S&P2024
AquaSonic: Acoustic Manipulation of Underwater Data Center Operations and Resource Management
Jennifer Sheldon, Weidong Zhu, Adnan Abdullah, Sri Hrushikesh Varma Bhupathiraju, Takeshi Sugawara, Kevin R. B. Butler, Md Jahidul Islam, Sara Rampazzi
5 citations
Abstract
Underwater data centers (UDCs) hold promise as next-generation data storage due to their energy efficiency and environmental sustainability benefits. While the natural cooling properties of water save power, the isolated aquatic environment and long-range sound propagation characteristics in water create unique vulnerabilities which differ from those of on-land data centers. Our research discovers the unique vulnerabilities of fault-tolerant storage devices, resource allocation software, and distributed file systems to acoustic injection attacks in UDCs. With a realistic testbed approximating UDC server operations, we empirically characterize the capabilities of acoustic injection underwater and find that an attacker can reduce fault-tolerant RAID 5 storage system throughput by 17% up to 100%. Our closed-water analyses reveal that an attacker can (i) cause unresponsiveness and automatic node removal in a distributed filesystem with only 2.4 minutes of sustained acoustic injection, (ii) induce a distributed database’s latency to increase by up to 92.7% to reduce system reliability, and (iii) induce load-balance managers to redirect up to 74% of resources to a target server to cause overload or force resource colocation.

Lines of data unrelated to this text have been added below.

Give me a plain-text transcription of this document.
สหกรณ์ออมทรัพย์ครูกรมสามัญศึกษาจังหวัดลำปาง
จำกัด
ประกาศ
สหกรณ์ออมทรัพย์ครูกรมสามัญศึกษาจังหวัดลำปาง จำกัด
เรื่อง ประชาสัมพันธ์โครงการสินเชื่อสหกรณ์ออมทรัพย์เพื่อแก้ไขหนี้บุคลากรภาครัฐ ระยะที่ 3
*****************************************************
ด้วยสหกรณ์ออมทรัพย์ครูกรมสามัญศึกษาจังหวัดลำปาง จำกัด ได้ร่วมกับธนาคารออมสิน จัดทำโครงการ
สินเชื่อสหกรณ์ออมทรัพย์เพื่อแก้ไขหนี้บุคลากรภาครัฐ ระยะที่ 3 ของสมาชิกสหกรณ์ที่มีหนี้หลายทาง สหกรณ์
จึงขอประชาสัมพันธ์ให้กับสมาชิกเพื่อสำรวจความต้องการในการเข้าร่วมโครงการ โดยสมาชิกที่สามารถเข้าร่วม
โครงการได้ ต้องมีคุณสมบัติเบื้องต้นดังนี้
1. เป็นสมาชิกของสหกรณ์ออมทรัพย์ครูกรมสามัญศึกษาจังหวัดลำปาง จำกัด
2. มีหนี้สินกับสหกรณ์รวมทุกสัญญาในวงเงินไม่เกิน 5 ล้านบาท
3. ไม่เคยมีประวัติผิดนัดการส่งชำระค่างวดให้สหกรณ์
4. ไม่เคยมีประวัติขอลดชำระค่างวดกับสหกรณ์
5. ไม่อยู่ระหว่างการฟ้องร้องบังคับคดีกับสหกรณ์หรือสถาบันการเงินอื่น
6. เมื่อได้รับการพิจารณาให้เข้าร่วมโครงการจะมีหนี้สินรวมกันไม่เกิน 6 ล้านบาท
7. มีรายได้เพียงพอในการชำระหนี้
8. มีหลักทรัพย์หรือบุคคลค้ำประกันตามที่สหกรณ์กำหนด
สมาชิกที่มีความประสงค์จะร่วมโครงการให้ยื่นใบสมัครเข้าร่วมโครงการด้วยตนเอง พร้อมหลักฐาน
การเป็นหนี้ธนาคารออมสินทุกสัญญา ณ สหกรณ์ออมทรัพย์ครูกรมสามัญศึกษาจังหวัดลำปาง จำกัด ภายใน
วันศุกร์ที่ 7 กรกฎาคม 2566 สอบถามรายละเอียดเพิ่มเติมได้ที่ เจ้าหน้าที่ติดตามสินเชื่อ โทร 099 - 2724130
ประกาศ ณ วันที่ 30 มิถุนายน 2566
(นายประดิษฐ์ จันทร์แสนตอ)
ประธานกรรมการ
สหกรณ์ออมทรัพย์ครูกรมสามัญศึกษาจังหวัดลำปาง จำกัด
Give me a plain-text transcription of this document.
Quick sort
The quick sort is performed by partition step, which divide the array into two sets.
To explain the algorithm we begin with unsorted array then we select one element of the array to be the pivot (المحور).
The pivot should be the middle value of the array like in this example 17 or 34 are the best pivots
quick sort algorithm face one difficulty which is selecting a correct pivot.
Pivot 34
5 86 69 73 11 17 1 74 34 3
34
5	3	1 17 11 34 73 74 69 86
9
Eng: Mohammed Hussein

Furthermore, we perform open-water experiments in a lake and find that an attacker can cause controlled throughput degradation at the maximum allowable distance of 6.35 m using a commercial speaker. We also investigate and discuss the effectiveness of standard defenses against acoustic injection attacks. Finally, we formulate a novel machine learning-based detection system that reaches 0% False Positive Rate and 98.2% True Positive Rate trained on our dataset of profiled hard disk drives under 30-second FIO benchmark execution. With this work, we aim to help manufacturers proactively protect UDCs against acoustic injection attacks and ensure the security of subsea computing infrastructures.